After being heavily marketed throughout Sheffield – Rose Shalloo’s defiant pose and steely gaze cutting across a gingham-covered table above a shock of spilled milk – I arrive with high expectations. Press night at the Crucible, for The Crucible. The venue is packed out and I wonder how many people have travelled from further afield to see Anthony Lau’s production. 

There’s something incredibly compelling about the Crucible as a performance space, and Georgia Lowe’s stark set design plays to its strengths. Tiered platforms at the back of the set serve as a choral stage, a gallery of judgement and a route to the world beyond. The use of microphones is carefully deployed at various points in the performance to great effect – a powerful rendering of both the desire to be heard and to silence others.

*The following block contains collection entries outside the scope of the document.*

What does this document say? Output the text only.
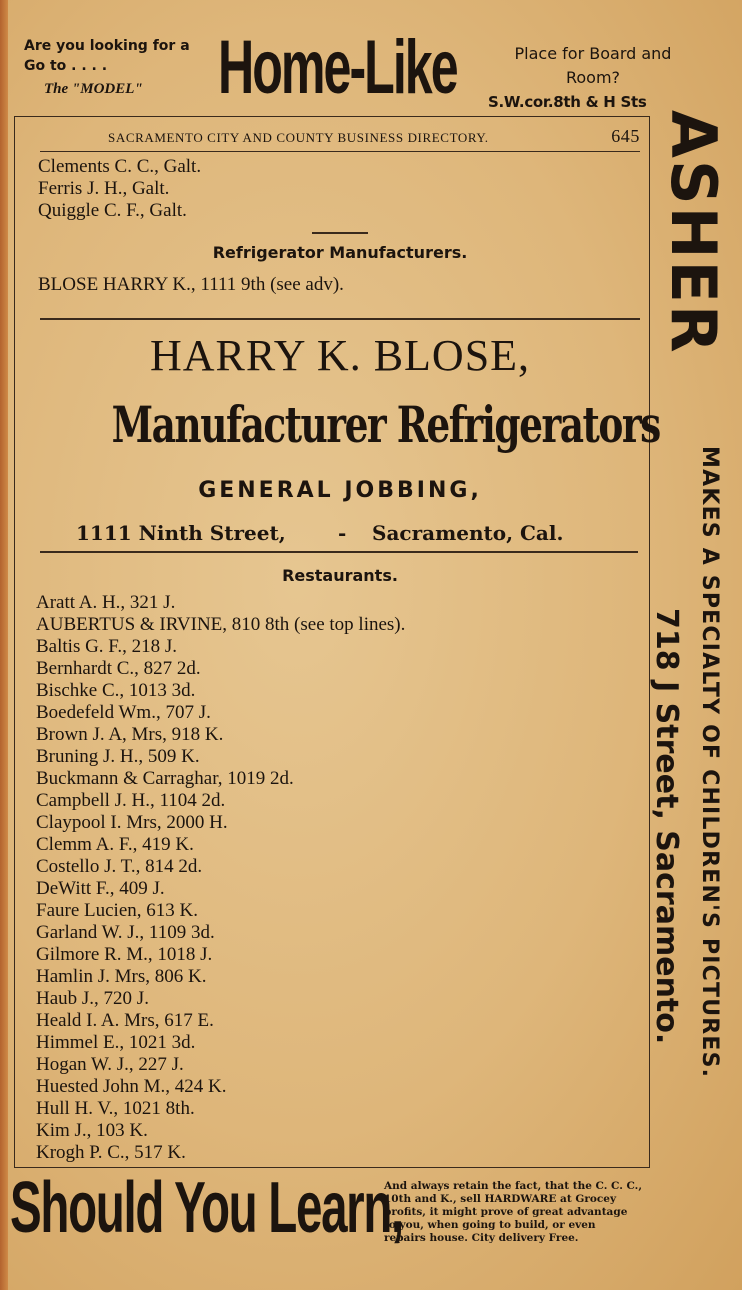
Are you looking for a
Go to . . . .
The "MODEL" Home-Like	Place for Board and
Room?
S.W.cor.8th & H Sts
SACRAMENTO CITY AND COUNTY BUSINESS DIRECTORY.	645
Clements C. C., Galt.
Ferris J. H., Galt.
Quiggle C. F., Galt.
Refrigerator Manufacturers.
BLOSE HARRY K., 1111 9th (see adv).
HARRY K. BLOSE,
Manufacturer Refrigerators
GENERAL JOBBING,
1111 Ninth Street,	- Sacramento, Cal.
Restaurants.
Aratt A. H., 321 J.
AUBERTUS & IRVINE, 810 8th (see top lines).
Baltis G. F., 218 J.
Bernhardt C., 827 2d.
Bischke C., 1013 3d.
Boedefeld Wm., 707 J.
Brown J. A, Mrs, 918 K.
Bruning J. H., 509 K.
Buckmann & Carraghar, 1019 2d.
Campbell J. H., 1104 2d.
Claypool I. Mrs, 2000 H.
Clemm A. F., 419 K.
Costello J. T., 814 2d.
DeWitt F., 409 J.
Faure Lucien, 613 K.
Garland W. J., 1109 3d.
Gilmore R. M., 1018 J.
Hamlin J. Mrs, 806 K.
Haub J., 720 J.
Heald I. A. Mrs, 617 E.
Himmel E., 1021 3d.
Hogan W. J., 227 J.
Huested John M., 424 K.
Hull H. V., 1021 8th.
Kim J., 103 K.
Krogh P. C., 517 K.
ASHER
MAKES A SPECIALTY OF CHILDREN'S PICTURES.
718 J Street, Sacramento.
Should You Learn,
And always retain the fact, that the C. C. C.,
10th and K., sell HARDWARE at Grocey
profits, it might prove of great advantage
to you, when going to build, or even
repairs house. City delivery Free.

Millicent Wong (Mary Warren) and members of the company in The Crucible. Photo by Manuel Harlan.

Meanwhile, casting director Jacob Sparrow has done a fantastic job, selecting a brilliantly diverse cast perfectly suited to their roles. Millicent Wong as Mary Warren has a talent for comedy but also manages to portray the heady thrill of suddenly finding a voice as a young girl – and the painful realisation that it’s a dangerous thing – magnificently. Guilliana Martinez is heartbreaking as Tituba, and Laura Pyper convincingly sows the seeds of suspicion through her righteous grief as Ann Putnam. In addition, Chris Poon as musical director gets the balance just right, especially with the choral pieces which add a haunting, transportive quality to proceedings at pivotal points.

I’ve seen criticism of so-called gimmicks in this production, but some devices really work. Characters giving testimony from atop a stack of chairs and having to stoop to the microphone below, for example, lay the power dynamics bare. And Jess Bernberg’s use of lighting is powerfully disconcerting – periodically throwing the house lights up to interrogate the audience, implicating us in the unfurling horror.

As for Shalloo’s Abigail Williams, her performance seems to have divided critics, and I struggle not to blame misogyny for that. She’s cunning, spiky, somewhat terrifying, and definitely not the pouting honey trap of other productions. I can’t name-check every cast member, but I loved the fact that this was a real ensemble piece with each and every player, however small their part, burning bright in the belly of the Crucible. An outstanding achievement.